May 6, 2013

Reality Check

Today is the 1st Annual World Moyamoya Day to help raise awareness about this rare (and pretty scary) disease and to celebrate its survivors.

Peter and I were talking last night about Claire, her diagnosis and prognosis, and what the future holds for her.  I had to clear up some misconceptions he had... and thought I would take the opportunity today to do the same for all of you, dear Readers.

1.  Claire is not cured.

This seems to be the biggest misconception.  Claire’s surgery did not miraculously “fix” her.  Claire’s surgery was an attempt to provide the means for her body to fix itself.  Because Claire is a pediatric patient and her vessels are not big enough for a full bypass procedure -- Claire had an indirect surgery, which should allow for her body to create new blood supply to the affected areas of her brain over a period of time.

2. Over a period of time...

That’s a very important point there.  It will be six months to two years before these new blood supplies develop in Claire’s brain.  June 7 will be Claire’s six month anniversary and June 12 she will have a procedure to determine how things are progressing.  During this period of time, Claire is still at risk for stroke, seizure, TIA, and other scary brain things.

3.  How at risk?

Well... high risk.  Very high.  Claire had at least three strokes before her surgery.  I say “at least” because all the strokes happened in so-called quiet areas of her brain and she had no outward signs of them.  So three strokes show clearly on some of the many brain scans Claire has had done, and two more are questionable.  So, our fearless warrior child could have had as many as five strokes before she had surgery.

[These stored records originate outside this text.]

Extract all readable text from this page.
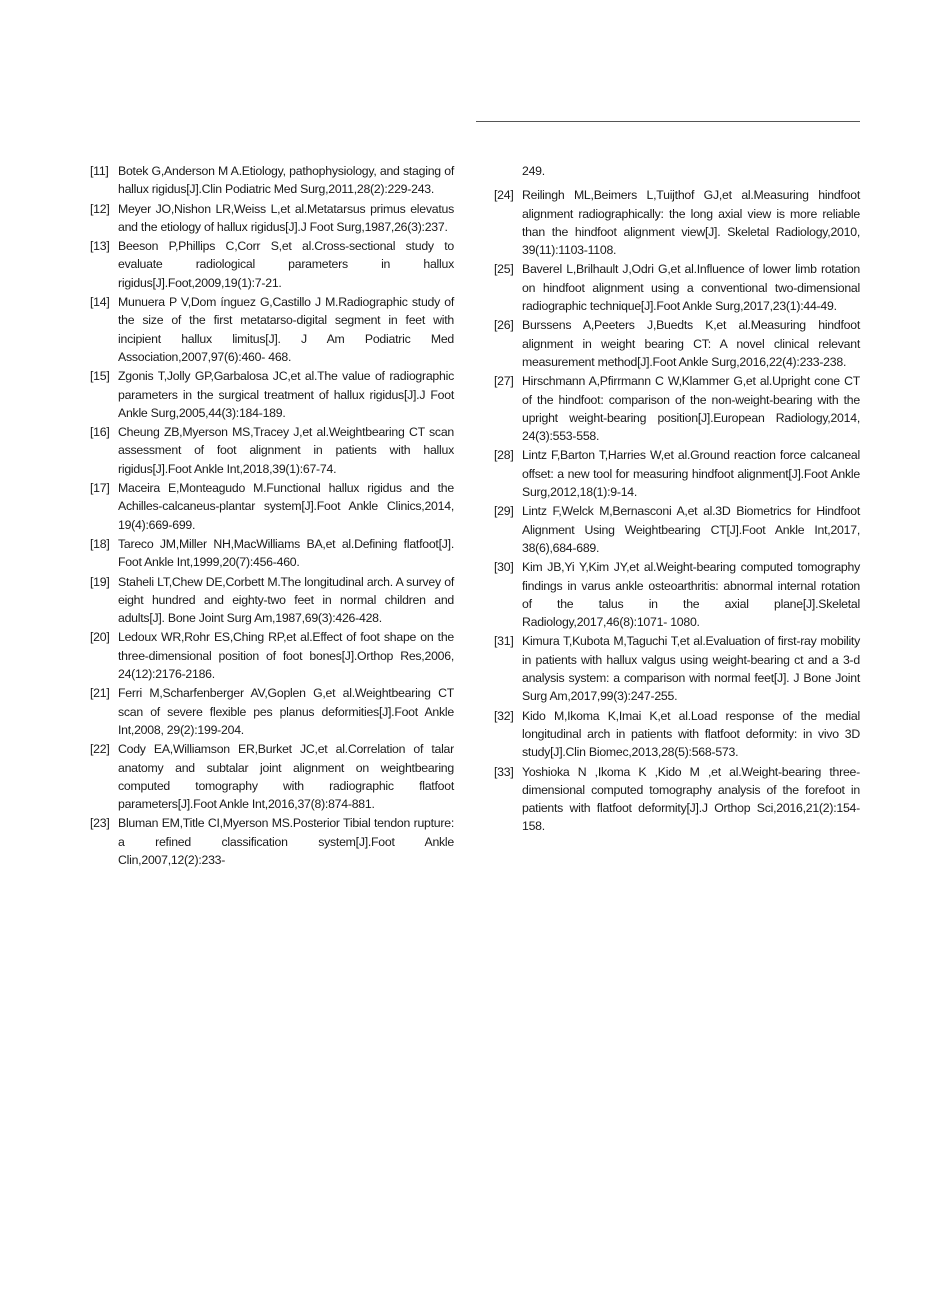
[11] Botek G,Anderson M A.Etiology, pathophysiology, and staging of hallux rigidus[J].Clin Podiatric Med Surg,2011,28(2):229-243.
[12] Meyer JO,Nishon LR,Weiss L,et al.Metatarsus primus elevatus and the etiology of hallux rigidus[J].J Foot Surg,1987,26(3):237.
[13] Beeson P,Phillips C,Corr S,et al.Cross-sectional study to evaluate radiological parameters in hallux rigidus[J].Foot,2009,19(1):7-21.
[14] Munuera P V,Dom ínguez G,Castillo J M.Radiographic study of the size of the first metatarso-digital segment in feet with incipient hallux limitus[J]. J Am Podiatric Med Association,2007,97(6):460- 468.
[15] Zgonis T,Jolly GP,Garbalosa JC,et al.The value of radiographic parameters in the surgical treatment of hallux rigidus[J].J Foot Ankle Surg,2005,44(3):184-189.
[16] Cheung ZB,Myerson MS,Tracey J,et al.Weightbearing CT scan assessment of foot alignment in patients with hallux rigidus[J].Foot Ankle Int,2018,39(1):67-74.
[17] Maceira E,Monteagudo M.Functional hallux rigidus and the Achilles-calcaneus-plantar system[J].Foot Ankle Clinics,2014, 19(4):669-699.
[18] Tareco JM,Miller NH,MacWilliams BA,et al.Defining flatfoot[J]. Foot Ankle Int,1999,20(7):456-460.
[19] Staheli LT,Chew DE,Corbett M.The longitudinal arch. A survey of eight hundred and eighty-two feet in normal children and adults[J]. Bone Joint Surg Am,1987,69(3):426-428.
[20] Ledoux WR,Rohr ES,Ching RP,et al.Effect of foot shape on the three-dimensional position of foot bones[J].Orthop Res,2006, 24(12):2176-2186.
[21] Ferri M,Scharfenberger AV,Goplen G,et al.Weightbearing CT scan of severe flexible pes planus deformities[J].Foot Ankle Int,2008, 29(2):199-204.
[22] Cody EA,Williamson ER,Burket JC,et al.Correlation of talar anatomy and subtalar joint alignment on weightbearing computed tomography with radiographic flatfoot parameters[J].Foot Ankle Int,2016,37(8):874-881.
[23] Bluman EM,Title CI,Myerson MS.Posterior Tibial tendon rupture: a refined classification system[J].Foot Ankle Clin,2007,12(2):233-
249.
[24] Reilingh ML,Beimers L,Tuijthof GJ,et al.Measuring hindfoot alignment radiographically: the long axial view is more reliable than the hindfoot alignment view[J]. Skeletal Radiology,2010, 39(11):1103-1108.
[25] Baverel L,Brilhault J,Odri G,et al.Influence of lower limb rotation on hindfoot alignment using a conventional two-dimensional radiographic technique[J].Foot Ankle Surg,2017,23(1):44-49.
[26] Burssens A,Peeters J,Buedts K,et al.Measuring hindfoot alignment in weight bearing CT: A novel clinical relevant measurement method[J].Foot Ankle Surg,2016,22(4):233-238.
[27] Hirschmann A,Pfirrmann C W,Klammer G,et al.Upright cone CT of the hindfoot: comparison of the non-weight-bearing with the upright weight-bearing position[J].European Radiology,2014, 24(3):553-558.
[28] Lintz F,Barton T,Harries W,et al.Ground reaction force calcaneal offset: a new tool for measuring hindfoot alignment[J].Foot Ankle Surg,2012,18(1):9-14.
[29] Lintz F,Welck M,Bernasconi A,et al.3D Biometrics for Hindfoot Alignment Using Weightbearing CT[J].Foot Ankle Int,2017, 38(6),684-689.
[30] Kim JB,Yi Y,Kim JY,et al.Weight-bearing computed tomography findings in varus ankle osteoarthritis: abnormal internal rotation of the talus in the axial plane[J].Skeletal Radiology,2017,46(8):1071- 1080.
[31] Kimura T,Kubota M,Taguchi T,et al.Evaluation of first-ray mobility in patients with hallux valgus using weight-bearing ct and a 3-d analysis system: a comparison with normal feet[J]. J Bone Joint Surg Am,2017,99(3):247-255.
[32] Kido M,Ikoma K,Imai K,et al.Load response of the medial longitudinal arch in patients with flatfoot deformity: in vivo 3D study[J].Clin Biomec,2013,28(5):568-573.
[33] Yoshioka N ,Ikoma K ,Kido M ,et al.Weight-bearing three- dimensional computed tomography analysis of the forefoot in patients with flatfoot deformity[J].J Orthop Sci,2016,21(2):154-158.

Claire also recently had a trans ischemic attack (TIA or “mini-stroke”).  During a TIA, a blockage occurs, disrupting the flow of blood to the brain.  A rare complication of a TIA is a brain hemorrhage -- which can be fatal.

Claire can, and likely will continue to have “episodes” while her brain is healing itself and developing new blood flow.  No one knows what the probability is -- this disease is so rare, not much is known about it at all.  And Claire is an anomaly in so many ways that she’s even harder to diagnose.

4.  Claire is not the same as she was.

Because Claire looks the same, and mostly acts the same, and because I treat her the same as “before” -- people assume she is the same.  She isn’t.  This diagnosis and her treatment have caused major changes in who and what Claire is and will be.  She is not worse -- she is simply a different Claire now.  I’m not asking anyone to treat her different (as I said -- I don’t) but I would like it if people would understand that she’s been through a major trauma and it has affected her. It will continue to affect her.  And we are all doing our best to deal with that.  Claire requires a bit more patience than “before”.  So does her mother... and her brother... and others who love her.  

5.  What does this all mean?

I hate answering this question.  HATE.  It’s scary and I don’t like to talk about.  I’m not sailing away on the Good Ship Lollipop wearing my rose-colored glasses when it comes to Claire’s prognosis -- but I also don’t particularly enjoy thinking about or talking about the death of children.  Any children.  Especially my child.  I prefer people digest the facts themselves and come to their own conclusions, or Google it.  But, that’s not been working out so well (see Exhibit 1. Peter) so... here goes.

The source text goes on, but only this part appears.